Sometimes it is our suffering that mysteriously delivers us to the holiness within ourselves. Having tasted that which is most bitter, we often taste that which is most sweet. Our hearts having been broken, they then can break open. The tiny light of hope that we glimpse in the midst of our suffering can become a light so bright that the immensity of its power seems second only to the depth of its tenderness. Having entered the regions of our personal hopelessness, we find at last where true hope lies. We come to understand more clearly who we are and why we are on the earth. The light that can lead us out of suffering leads us into the arms of God.

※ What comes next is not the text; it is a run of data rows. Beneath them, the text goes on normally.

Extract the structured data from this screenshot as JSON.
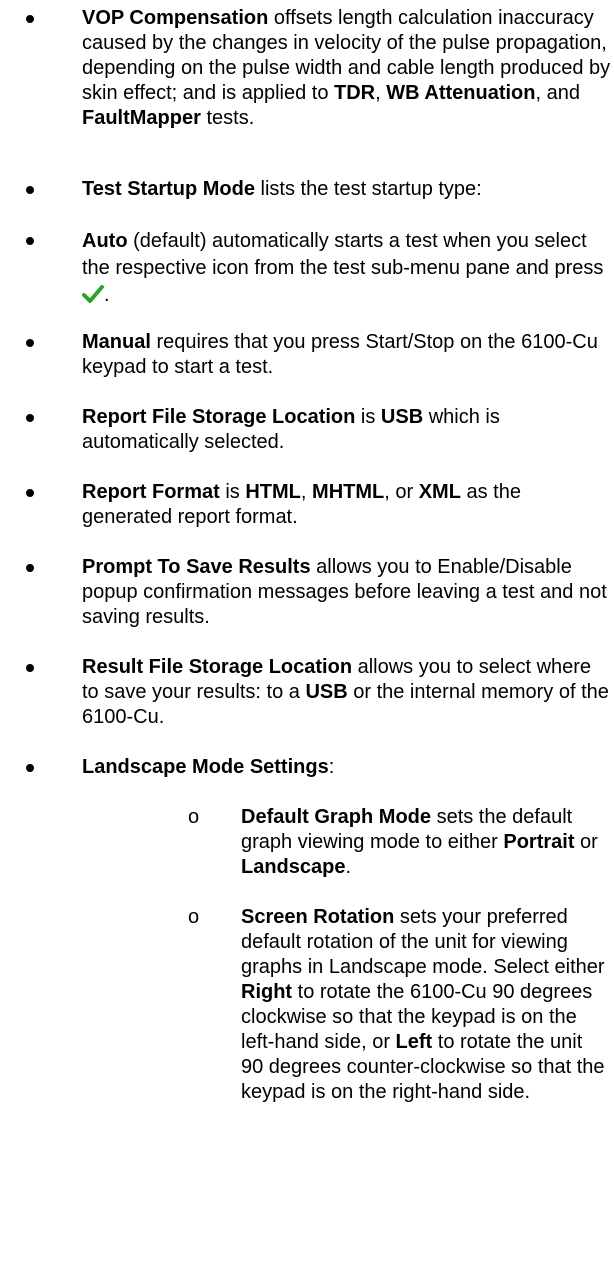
{
  "bullets": [
    {
      "segments": [
        {
          "t": "VOP Compensation",
          "b": true
        },
        {
          "t": " offsets length calculation inaccuracy caused by the changes in velocity of the pulse propagation, depending on the pulse width and cable length produced by skin effect; and is applied to ",
          "b": false
        },
        {
          "t": "TDR",
          "b": true
        },
        {
          "t": ", ",
          "b": false
        },
        {
          "t": "WB Attenuation",
          "b": true
        },
        {
          "t": ", and ",
          "b": false
        },
        {
          "t": "FaultMapper",
          "b": true
        },
        {
          "t": " tests.",
          "b": false
        }
      ]
    },
    {
      "segments": [
        {
          "t": "Test Startup Mode",
          "b": true
        },
        {
          "t": " lists the test startup type:",
          "b": false
        }
      ]
    },
    {
      "segments": [
        {
          "t": "Auto",
          "b": true
        },
        {
          "t": " (default) automatically starts a test when you select the respective icon from the test sub-menu pane and press ",
          "b": false
        },
        {
          "icon": "checkmark-icon"
        },
        {
          "t": ".",
          "b": false
        }
      ]
    },
    {
      "segments": [
        {
          "t": "Manual",
          "b": true
        },
        {
          "t": " requires that you press Start/Stop on the 6100-Cu keypad to start a test.",
          "b": false
        }
      ]
    },
    {
      "segments": [
        {
          "t": "Report File Storage Location",
          "b": true
        },
        {
          "t": " is ",
          "b": false
        },
        {
          "t": "USB",
          "b": true
        },
        {
          "t": " which is automatically selected.",
          "b": false
        }
      ]
    },
    {
      "segments": [
        {
          "t": "Report Format",
          "b": true
        },
        {
          "t": " is ",
          "b": false
        },
        {
          "t": "HTML",
          "b": true
        },
        {
          "t": ", ",
          "b": false
        },
        {
          "t": "MHTML",
          "b": true
        },
        {
          "t": ", or ",
          "b": false
        },
        {
          "t": "XML",
          "b": true
        },
        {
          "t": " as the generated report format.",
          "b": false
        }
      ]
    },
    {
      "segments": [
        {
          "t": "Prompt To Save Results",
          "b": true
        },
        {
          "t": " allows you to Enable/Disable popup confirmation messages before leaving a test and not saving results.",
          "b": false
        }
      ]
    },
    {
      "segments": [
        {
          "t": "Result File Storage Location",
          "b": true
        },
        {
          "t": " allows you to select where to save your results: to a ",
          "b": false
        },
        {
          "t": "USB",
          "b": true
        },
        {
          "t": " or the internal memory of the 6100-Cu.",
          "b": false
        }
      ]
    },
    {
      "segments": [
        {
          "t": "Landscape Mode Settings",
          "b": true
        },
        {
          "t": ":",
          "b": false
        }
      ]
    }
  ],
  "subbullet_marker": "o",
  "subbullets": [
    {
      "segments": [
        {
          "t": "Default Graph Mode",
          "b": true
        },
        {
          "t": " sets the default graph viewing mode to either ",
          "b": false
        },
        {
          "t": "Portrait",
          "b": true
        },
        {
          "t": " or ",
          "b": false
        },
        {
          "t": "Landscape",
          "b": true
        },
        {
          "t": ".",
          "b": false
        }
      ]
    },
    {
      "segments": [
        {
          "t": "Screen Rotation",
          "b": true
        },
        {
          "t": " sets your preferred default rotation of the unit for viewing graphs in Landscape mode. Select either ",
          "b": false
        },
        {
          "t": "Right",
          "b": true
        },
        {
          "t": " to rotate the 6100-Cu 90 degrees clockwise so that the keypad is on the left-hand side, or ",
          "b": false
        },
        {
          "t": "Left",
          "b": true
        },
        {
          "t": " to rotate the unit 90 degrees counter-clockwise so that the keypad is on the right-hand side.",
          "b": false
        }
      ]
    }
  ],
  "colors": {
    "checkmark": "#2aa52a",
    "text": "#000000"
  }
}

The most depressed periods of life can be initiations into our spiritual power, as we come to take an honest look at the deeper forces at play in our personal dramas.
Such is the spiritual path, and it is indeed a hero’s journey. The hero’s name might be Jonathan, or something else—it is your name and my name and everyone’s name. It is the journey away from the ego’s destructiveness, as we rise, however bloodied from the climb, to the emotional peak of nakedness before God, there to drop our masks and embrace our true selves. Of course it is painful to endure the death throes of the false self, that self-sabotaging enemy who, if allowed to, runs rampant through every corner of our lives. But as false parts of our personalities begin to die, the truth of who we are gets a chance at last to breathe. Every thought of fear, every behavioral pattern that is based on fear, and every mask we wear that is filled with fear is hiding a light so bright within us that its gorgeousness exceeds the beauty of any beauty in the world.